Nell’ennesimo venerdì di preghiere e proteste, per la Siria si riparte dal testo della risoluzione approvata nella notte dall‘Assemblea generale delle Nazioni unite, con 137 sì, 12 no e 17 astenuti. Il testo, sostenuto dalla Lega Araba, chiede tra le altre cose le dimissioni del presidente Bashar Assad e ricalca sostanzialmente il testo della risoluzione bloccata tre settimane fa dal doppio veto della Russia e della Cina nel Consiglio di sicurezza.

Mosca e Pechino, coerentemente, hanno di nuovo votato contro il provvedimento, che comunque non ha un valore vincolante né una forza esecutiva, come sarebbe stata una risoluzione approvata nel Consiglio, ma è senz’altro un ulteriore segnale dell’isolamento internazionale del regime di Damasco. Oltre al voto contrario di Russia e Cina, gli altri quindici no sono arrivati, tra gli altri, da Cuba, Corea del nord, Iran e Venezuela, il cui ambasciatore all’Onu ha detto che la risoluzione “nega la sovranità siriana e rischia di essere usata da alcuni per promuovere una guerra civile su larga scala”.

Molto simili le parole dell’ambasciatore siriano Bashar Jafaari, secondo il quale la posizione dell’Onu non farà che “incoraggiare estremisti e terroristi”. Il vice ambasciatore russo Ghennady Gadilov, invece, ha spiegato il suo “niet” con la motivazione che “ancora una volta, la risoluzione è sbilanciata, chiede tutto al governo e non dice nulla alle opposizioni”. Di tutt’altro tenore le dichiarazioni dell’ambasciatrice Usa all’Onu Susan Rice: “Il testo approvato stasera – ha detto – Manda un chiaro messaggio al popolo siriano: il mondo è con voi”.

La diplomazia internazionale si muove comunque anche fuori dal Palazzo di vetro. A Damasco oggi è atteso il vice ministro degli esteri cinese Zhai Jun, in una missione per cercare “una soluzione pacifica e appropriata”. Lo stesso vice ministro in una intervista pubblicata sul sito web ufficiale del ministero ha condannato le violenze contro i civili e ha chiesto al governo di rispettare il “legittimo” desiderio popolare di riforme, ma nello stesso tempo ha criticato “le sanzioni e la minaccia di sanzioni” che non sono “efficaci per una soluzione”. Il vice ministro Zhai la scorsa settimana aveva ricevuto a Pechino una delegazione delle opposizioni siriane, in quello che è stato il primo incontro ufficiale di questo tipo. La Cina, insomma, sembra stia lentamente modificando l’atteggiamento verso Damasco, anche con un maggior coinvolgimento della propria diplomazia finora rimasta relativamente in secondo piano.
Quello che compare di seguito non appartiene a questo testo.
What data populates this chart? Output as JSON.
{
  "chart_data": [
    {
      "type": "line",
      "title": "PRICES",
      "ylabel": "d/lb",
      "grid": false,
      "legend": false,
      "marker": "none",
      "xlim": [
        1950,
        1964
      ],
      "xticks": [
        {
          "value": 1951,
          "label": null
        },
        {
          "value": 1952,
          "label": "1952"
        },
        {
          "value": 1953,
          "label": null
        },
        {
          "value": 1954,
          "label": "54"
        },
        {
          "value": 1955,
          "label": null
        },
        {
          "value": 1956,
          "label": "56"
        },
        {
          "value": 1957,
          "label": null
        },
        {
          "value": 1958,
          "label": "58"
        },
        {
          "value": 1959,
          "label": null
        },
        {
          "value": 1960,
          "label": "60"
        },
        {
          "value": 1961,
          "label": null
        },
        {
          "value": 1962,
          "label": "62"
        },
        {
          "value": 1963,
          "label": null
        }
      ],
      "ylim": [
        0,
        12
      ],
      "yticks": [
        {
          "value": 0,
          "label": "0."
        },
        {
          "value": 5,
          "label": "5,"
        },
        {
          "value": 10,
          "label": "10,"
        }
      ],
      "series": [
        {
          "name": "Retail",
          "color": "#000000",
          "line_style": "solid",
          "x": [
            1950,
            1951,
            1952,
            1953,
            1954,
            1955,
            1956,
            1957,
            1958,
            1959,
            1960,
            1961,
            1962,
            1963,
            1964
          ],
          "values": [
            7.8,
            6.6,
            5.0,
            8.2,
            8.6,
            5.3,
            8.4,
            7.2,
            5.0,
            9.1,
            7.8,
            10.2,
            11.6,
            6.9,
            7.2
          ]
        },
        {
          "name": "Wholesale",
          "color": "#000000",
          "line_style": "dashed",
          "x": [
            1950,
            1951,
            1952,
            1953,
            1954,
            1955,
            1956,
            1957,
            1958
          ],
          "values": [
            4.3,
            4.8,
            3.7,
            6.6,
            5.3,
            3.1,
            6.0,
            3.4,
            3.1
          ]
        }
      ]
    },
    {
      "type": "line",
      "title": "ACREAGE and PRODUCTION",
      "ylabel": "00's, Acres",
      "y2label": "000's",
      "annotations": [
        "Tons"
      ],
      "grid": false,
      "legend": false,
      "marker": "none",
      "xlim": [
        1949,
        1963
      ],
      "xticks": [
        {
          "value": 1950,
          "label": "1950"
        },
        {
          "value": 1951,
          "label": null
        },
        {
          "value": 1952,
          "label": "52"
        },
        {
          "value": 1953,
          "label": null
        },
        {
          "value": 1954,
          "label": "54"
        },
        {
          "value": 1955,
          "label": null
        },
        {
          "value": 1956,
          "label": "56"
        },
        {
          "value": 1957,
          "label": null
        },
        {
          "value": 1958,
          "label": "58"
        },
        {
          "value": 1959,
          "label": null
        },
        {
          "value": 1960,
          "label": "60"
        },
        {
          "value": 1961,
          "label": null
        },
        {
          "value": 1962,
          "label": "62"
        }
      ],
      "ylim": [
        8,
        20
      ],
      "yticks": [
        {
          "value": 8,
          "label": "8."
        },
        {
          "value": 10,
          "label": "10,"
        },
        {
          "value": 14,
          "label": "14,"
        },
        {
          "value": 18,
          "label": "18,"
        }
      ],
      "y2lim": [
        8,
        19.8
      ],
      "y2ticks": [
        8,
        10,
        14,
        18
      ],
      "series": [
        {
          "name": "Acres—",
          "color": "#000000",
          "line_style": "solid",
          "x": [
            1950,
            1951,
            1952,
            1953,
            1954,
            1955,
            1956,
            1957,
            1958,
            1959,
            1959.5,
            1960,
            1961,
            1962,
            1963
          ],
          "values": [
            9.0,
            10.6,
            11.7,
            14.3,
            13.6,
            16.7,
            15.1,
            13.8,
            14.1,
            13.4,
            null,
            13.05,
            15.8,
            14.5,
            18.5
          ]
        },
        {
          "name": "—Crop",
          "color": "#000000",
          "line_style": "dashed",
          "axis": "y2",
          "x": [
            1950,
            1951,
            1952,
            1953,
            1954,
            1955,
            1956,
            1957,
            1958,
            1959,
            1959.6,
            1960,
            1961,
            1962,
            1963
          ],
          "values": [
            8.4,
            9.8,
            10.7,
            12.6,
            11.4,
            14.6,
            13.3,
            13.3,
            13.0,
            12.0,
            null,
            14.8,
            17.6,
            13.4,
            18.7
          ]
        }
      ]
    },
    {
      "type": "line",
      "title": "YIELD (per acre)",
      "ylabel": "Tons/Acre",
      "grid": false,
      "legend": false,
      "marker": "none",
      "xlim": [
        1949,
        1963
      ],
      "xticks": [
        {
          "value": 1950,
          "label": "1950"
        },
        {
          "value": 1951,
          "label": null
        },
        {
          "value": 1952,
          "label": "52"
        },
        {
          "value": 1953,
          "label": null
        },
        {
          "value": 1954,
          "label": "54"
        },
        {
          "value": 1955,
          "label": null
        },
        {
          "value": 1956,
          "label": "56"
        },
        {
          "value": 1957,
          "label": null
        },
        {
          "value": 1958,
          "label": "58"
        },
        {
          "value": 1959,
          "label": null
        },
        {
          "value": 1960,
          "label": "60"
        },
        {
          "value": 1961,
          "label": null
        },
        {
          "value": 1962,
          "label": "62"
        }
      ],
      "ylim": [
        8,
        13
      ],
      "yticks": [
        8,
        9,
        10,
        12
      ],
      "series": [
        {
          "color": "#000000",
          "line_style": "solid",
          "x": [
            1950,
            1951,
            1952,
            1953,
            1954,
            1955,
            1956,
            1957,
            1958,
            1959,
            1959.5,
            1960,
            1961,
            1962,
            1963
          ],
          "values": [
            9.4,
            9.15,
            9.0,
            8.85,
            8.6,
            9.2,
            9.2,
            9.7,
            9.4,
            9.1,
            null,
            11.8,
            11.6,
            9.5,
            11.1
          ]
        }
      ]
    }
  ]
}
Intanto, dalla Siria continuano ad arrivare notizie di azioni di forza da parte dell’esercito, che stringe d’assedio la città di Homs ormai da quasi due settimane. Ieri, però, le operazioni si sono concentrate contro un altro “obiettivo”, Deraa, nel sud del paese, dove secondo i gruppi di opposizione, le forze militari hanno condotto un duro attacco. Stando a quanto dice l‘Osservatorio siriano per i diritti umani, ong dell’opposizione con base a Londra, in un villaggio della provincia di Deraa, Sahm al-Julan, non lontano dal confine con la Giordania, le forze di sicurezza avrebbero rastrellato tutti gli abitanti e li avrebbero caricati su camion con destinazione ignota. Combattimenti sono stati segnalati anche nell’est del paese, verso il confine iracheno – forse su una delle rotte del traffico di armi che alimenta la resistenza armata contro il regime – e nella zona di Kfar Nabuda, nella provincia di Hama.

Proseguono anche gli arresti. Secondo Reporters senza frontiere, tra le persone finite nella rete delle forze di sicurezza c’è anche il blogger Razan Ghazzawi, fermato assieme a una decina di persone, tra cui il direttore del Centro siriano per i media e la libertà di espressione, Mazen Darwish. Il suo avvocato Anwar Bunni ha detto ad Al Jazeera che l’arresto è avvenuto giovedì pomeriggio a Damasco, durante un blitz delle forze di sicurezza che hanno fatto irruzione nella sede del Centro, una organizzazione che dal luglio 2011 ha lo status di osservatore nel Consiglio economico e sociale dell’Onu: “Condanniamo questi arresti – ha detto Bunni – E chiediamo alle autorità di rilasciare immediatamente le persone fermate”. Un appello amplificato da Reporters senza frontiere, che esprime la sua preoccupazione “per l’integrità fisica delle persone arrestate” molte delle quali, peraltro, sono già state arrestate e poi rilasciate dai servizi di sicurezza nel corso dell’ultimo anno.